Scams leverage this small probability misconception by emphasizing that everybody can be successful without mentioning the odds, usually stated as "if you work hard, you can be successful just like me." The definition of "success", the odds, and the definition of "work hard" are, of course, left vague. They simply neglect to mention that everybody has equal by miniscule odds.  Then the scammer will emphasize that the potential victims are making the right choice, how it's a commitment to success, etc. Soon the participants will COMPLETELY ignore the odds that they may be participating in a scam, not a business.

Sunday, April 27, 2014

Scam Psychology: What Are YOUR Communication Vulnerabilities?

Scammers are often very good communicators. They can tailor their message for a wide variety of audiences and they are quick in recognizing your particular communication vulnerabilities, and thus, exploit you using those vulnerabilities. To counteract this, you need to know what type of communication vulnerabilities do you have. These are four questions you need to ask. Are you:
  • Idea or evidence?
  • Direct or diplomatic?
  • Think about it or go all in? 
  • Accept a map or blaze your own trail? 
Each of these questions may indicate a communication vulnerability. If you have more than one, you need to beware. If you have 3 or 4 you may be especially vulnerable. You may want to keep score for yourself. 

Are you an Idea person or Evidence person?

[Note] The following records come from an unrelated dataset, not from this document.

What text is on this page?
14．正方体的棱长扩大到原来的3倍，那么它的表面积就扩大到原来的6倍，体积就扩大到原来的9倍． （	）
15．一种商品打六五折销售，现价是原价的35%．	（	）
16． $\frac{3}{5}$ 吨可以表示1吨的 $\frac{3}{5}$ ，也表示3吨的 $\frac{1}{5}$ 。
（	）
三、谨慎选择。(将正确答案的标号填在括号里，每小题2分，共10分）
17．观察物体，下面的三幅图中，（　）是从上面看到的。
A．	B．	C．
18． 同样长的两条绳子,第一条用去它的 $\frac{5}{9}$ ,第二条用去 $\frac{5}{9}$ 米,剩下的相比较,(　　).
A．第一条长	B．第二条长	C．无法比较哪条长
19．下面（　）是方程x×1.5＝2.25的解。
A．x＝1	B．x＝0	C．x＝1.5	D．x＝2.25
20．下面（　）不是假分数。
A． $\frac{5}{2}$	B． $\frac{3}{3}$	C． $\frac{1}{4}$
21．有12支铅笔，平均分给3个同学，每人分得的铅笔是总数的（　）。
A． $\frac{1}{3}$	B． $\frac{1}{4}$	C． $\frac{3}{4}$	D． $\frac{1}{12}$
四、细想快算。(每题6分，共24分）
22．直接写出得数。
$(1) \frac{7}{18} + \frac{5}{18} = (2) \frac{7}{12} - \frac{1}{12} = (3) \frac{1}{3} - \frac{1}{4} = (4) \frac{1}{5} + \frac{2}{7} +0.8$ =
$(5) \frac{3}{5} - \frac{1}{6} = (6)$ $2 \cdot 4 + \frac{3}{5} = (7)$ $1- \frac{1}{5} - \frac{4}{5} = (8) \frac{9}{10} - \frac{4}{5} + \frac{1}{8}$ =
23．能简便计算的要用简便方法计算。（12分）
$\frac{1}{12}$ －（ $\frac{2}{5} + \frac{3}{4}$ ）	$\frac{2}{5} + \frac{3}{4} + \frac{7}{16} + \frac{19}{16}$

Some people are caught up in ideas. As long as they like the idea they could care less about the evidence. It's much like ideology, or as Stephen Colbert put it "Truthiness". Others are more about the evidence, and refuse to commit to an idea until they see enough.

In general, scammers prefer "idea person" as they are much easier to sell to. Once they sell the "idea",  the "idea person" will look for evidence to convince him- or herself.

Scams often involve a nebulous high concept (the "idea") that sounds logical and feasible, but in reality have tons of complexities that most people are not aware of or are impossible to research without being a professional.  The evidence people would want more evidence, while idea people would just accept the idea without further proof.

If you're an "idea" person, add 1 to your score.

Are you a direct person or a diplomatic person? 

Do you prefer cutting straight to the point, or do you prefer a bit more socialization?

Scammers prefer those of you who socialized, as they want to hit you with (real or fake) social proof and exploit various cognitive biases that all people have. They can also distract you with fancy displays and language, bandwagon effect, crowd hysteria, shilling, and other tricks.

Scammers also don't want any "direct" person to ask questions about more evidence. If you are too diplomatic you may never get any evidence, or just enough to convince yourself.

Scams often involve fancy events, elaborate presentations, exotic locations, and so on, where you mingle with people who were already convinced of the "idea" (see above).

If you're a diplomatic person, add 1.